The surface relief of such a preparation is examined using flat field microscopes in reflected light under one-sided incident illumination. With such illumination of the surface of the drug from the side of the observer (lens), the surface topography is visualized in a three-dimensional image. Microscopes of a flat field are capable of forming a three-dimensional image within the depth of a sharp image of lenses of the order of 100-200 μm (Egorova OV With a microscope on “you”. St. Petersburg, 2000, p.40). The light source is installed on the side and above the microscope stage. The optimal shade-forming is the angle of incidence of the light beam on the drug within 75-85 ° relative to the axis of the lens. The magnitude of the angle of incidence of the beam depends on several factors: the length of the focal length and diameter of the lens used, the size of the details and the nature of the intersection of the relief of the surface of the preparation, the need to illuminate the bottom of deep and narrow holes, the power of the source, the light reflectivity of the surface of the preparation, etc. incident light creates a gradient of illumination of individual relief elements of the surface of the drug depending on the angle of incidence of light rays on them, that is, the slopes of elevations and lubleny facing the light source, covered more than the opposite slopes. At large angles of incidence of light, the slopes of individual elevations and depressions opposite to the light source with an inclination angle greater than the angle of incidence of light become unlit by direct rays of light. Such an increase in the black-and-white illumination effect (shadowing) as the contrast in the illumination of surface relief elements makes it possible to reveal the contours of structures with gentle slopes, individual fibers and cells. Changing the azimuth of lighting by turning the stage of the microscope allows you to clarify the structural features of surface parts having complex asymmetric shapes. For example, illumination of furrows and ridges perpendicularly or along their direction reveals various details of their structure. Changing the azimuth of lighting avoids the consequences of the "azimuthal effect" (Skvortsov G.E. et al. Microscopes. L. 1969, p. 72). The azimuthal angle of illumination is measured from south zero azimuth as positive in the clockwise direction and as negative counterclockwise.

The method is as follows.

Before microscopy, the surface of the preparation is silver-plated to give it retro-reflective ability.

To do this, formalin-fixed film preparations of membranes with a natural surface (peritoneum, pleura, mucous membranes, synovial membrane, etc.), straightened pieces of the diaphragm, intestinal wall, joint capsules, an area of articular cartilage, etc. are washed in tap water for 24 hours and rinsed in distilled water. The thickness of the preparation for microscopy in reflected light does not matter.

Then the pieces are exposed in a 10% silver nitrate solution for 10 minutes, silver is restored with a 1% ascorbic acid solution for 1 minute.

Further, as usual: stopping the manifestation in ammonia water, washing in distilled water, imprisonment in a balm.

Preparations prepared in this way are examined by means of a flat-field microscope with lenses up to a 50-fold increase (total increase up to 350-500 times), which allows visualizing a three-dimensional picture of the surface relief at the tissue level of research. Microscopy of the drug is carried out in reflected light with unilateral incident shade-forming illumination. The light source is installed on the side and above the microscope stage. The optimal shade-forming is the angle of incidence of the light beam on the drug in the range of 75-85 °. To reveal the structural features of individual relief structures, the angle of incidence and the azimuth of the light beam are changed.

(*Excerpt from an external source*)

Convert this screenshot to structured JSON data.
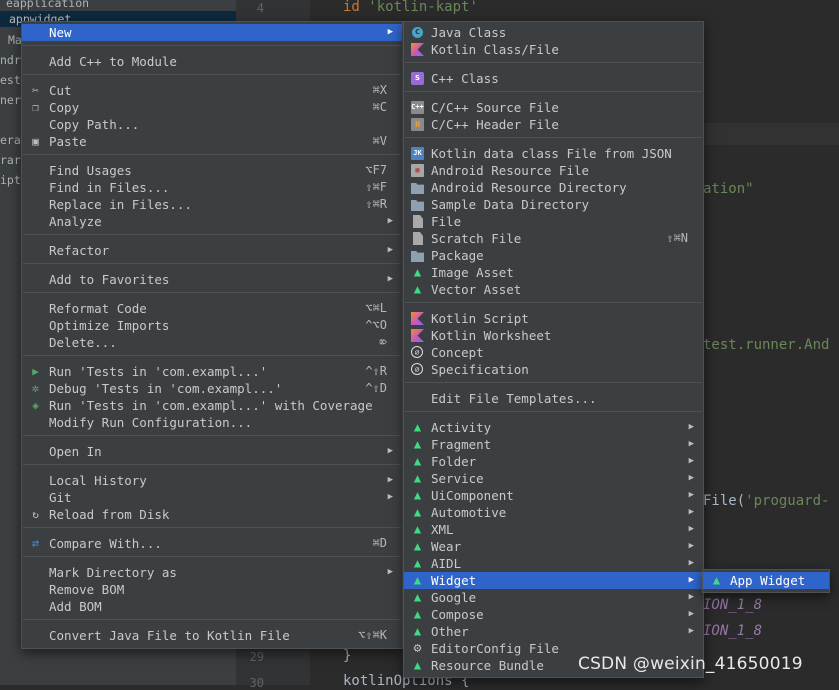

The photographs show examples of images obtained using the proposed method, where the pattern and surface topography of the preparation are clearly visualized.

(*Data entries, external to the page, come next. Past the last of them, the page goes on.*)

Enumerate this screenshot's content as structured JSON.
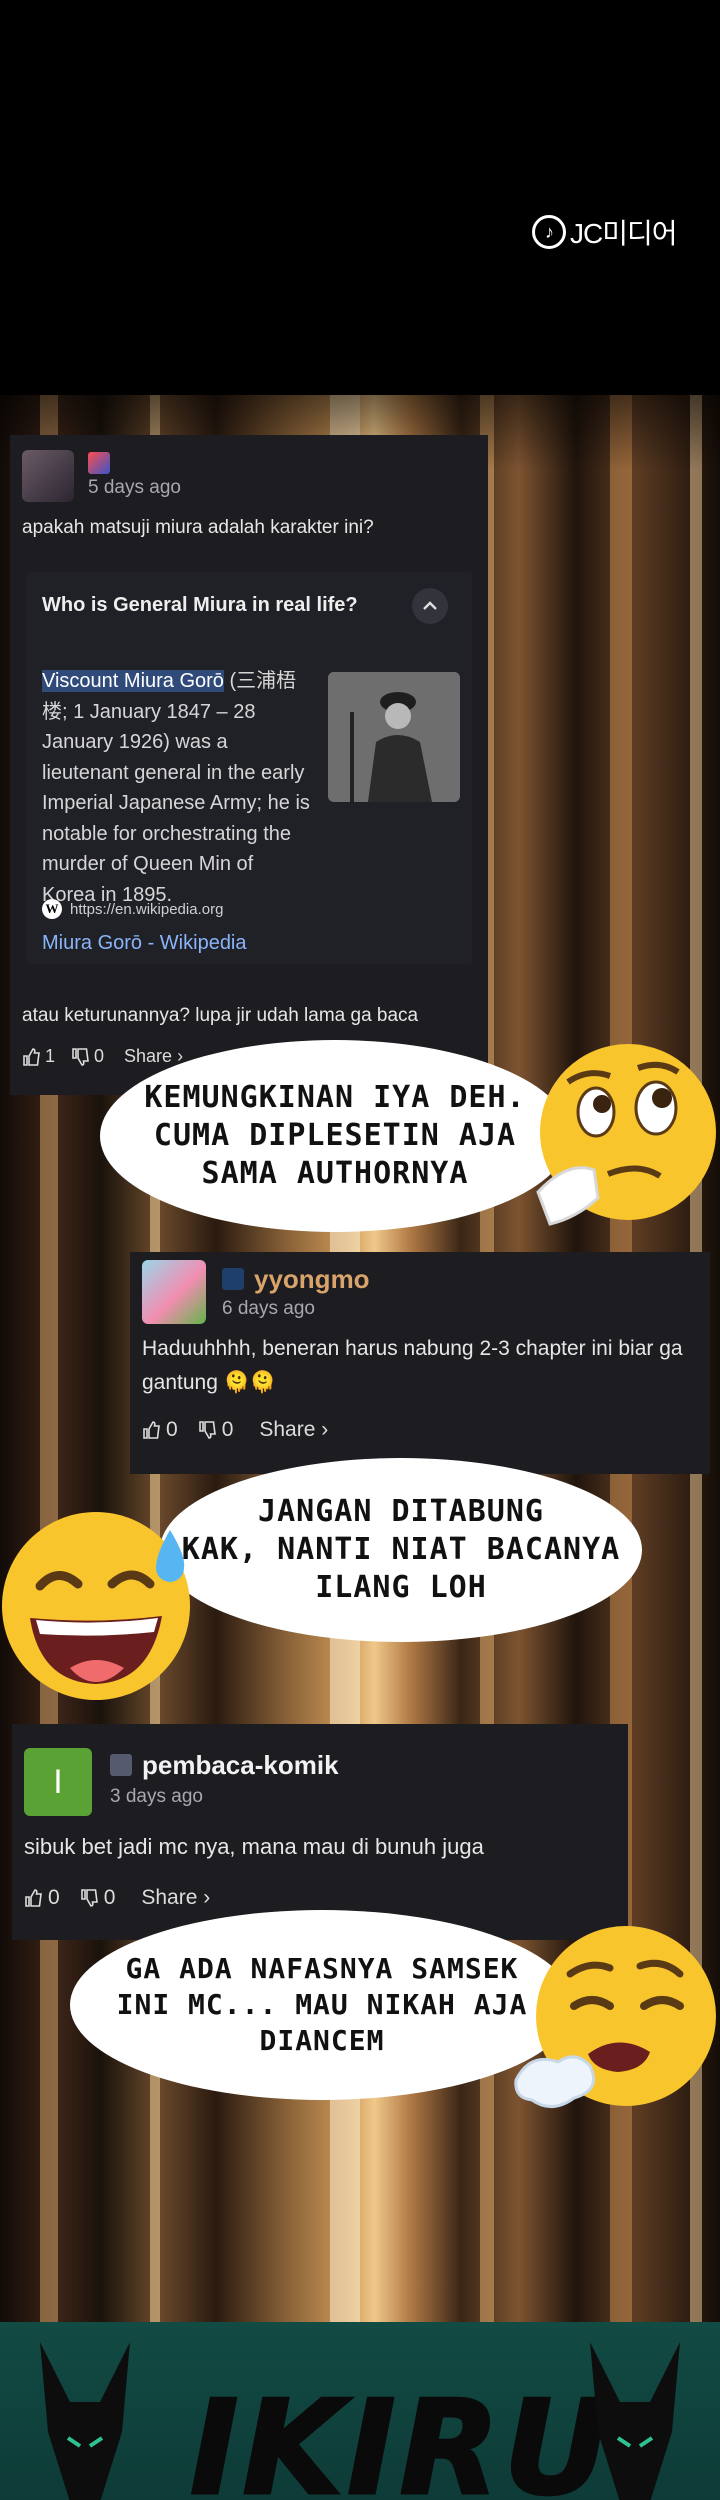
{
  "watermark": {
    "text": "JC미디어"
  },
  "comments": [
    {
      "username": "",
      "time": "5 days ago",
      "text_line1": "apakah matsuji miura adalah karakter ini?",
      "ai_overview": {
        "question": "Who is General Miura in real life?",
        "highlight": "Viscount Miura Gorō",
        "body": " (三浦梧楼; 1 January 1847 – 28 January 1926) was a lieutenant general in the early Imperial Japanese Army; he is notable for orchestrating the murder of Queen Min of Korea in 1895.",
        "source_url": "https://en.wikipedia.org",
        "source_title": "Miura Gorō - Wikipedia"
      },
      "text_line2": "atau keturunannya? lupa jir udah lama ga baca",
      "likes": "1",
      "dislikes": "0",
      "share": "Share ›"
    },
    {
      "username": "yyongmo",
      "time": "6 days ago",
      "text": "Haduuhhhh, beneran harus nabung 2-3 chapter ini biar ga gantung 🫠🫠",
      "likes": "0",
      "dislikes": "0",
      "share": "Share ›"
    },
    {
      "username": "pembaca-komik",
      "avatar_letter": "I",
      "time": "3 days ago",
      "text": "sibuk bet jadi mc nya, mana mau di bunuh juga",
      "likes": "0",
      "dislikes": "0",
      "share": "Share ›"
    }
  ],
  "bubbles": [
    {
      "text": "KEMUNGKINAN IYA DEH.\nCUMA DIPLESETIN AJA\nSAMA AUTHORNYA"
    },
    {
      "text": "JANGAN DITABUNG\nKAK, NANTI NIAT BACANYA\nILANG LOH"
    },
    {
      "text": "GA ADA NAFASNYA SAMSEK\nINI MC... MAU NIKAH AJA\nDIANCEM"
    }
  ],
  "emojis": [
    "thinking-face-icon",
    "sweat-smile-icon",
    "exhaling-face-icon"
  ],
  "banner": {
    "text": "IKIRU"
  },
  "colors": {
    "card_bg": "#1c1c21",
    "username2": "#d9a36a",
    "link": "#8ab4f8",
    "banner_bg": "#124a44"
  }
}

Figure 1 - the surface of the pleura of a person with a relief of folds and contours of mesothelial cells. Lens 50, eyepiece 6.3; illumination on the right - the angle of incidence of the light beam is 80 °, the azimuthal angle is - 90 °.

Figure 2 - the surface of the basement membrane of the peritoneum of a person with the underlying fat segments forming rounded elevations with steep slopes 1. Lens 12, eyepiece 12.5; illumination on the right - angle of incidence of the light beam 80 °, azimuthal angle of illumination - 90 °.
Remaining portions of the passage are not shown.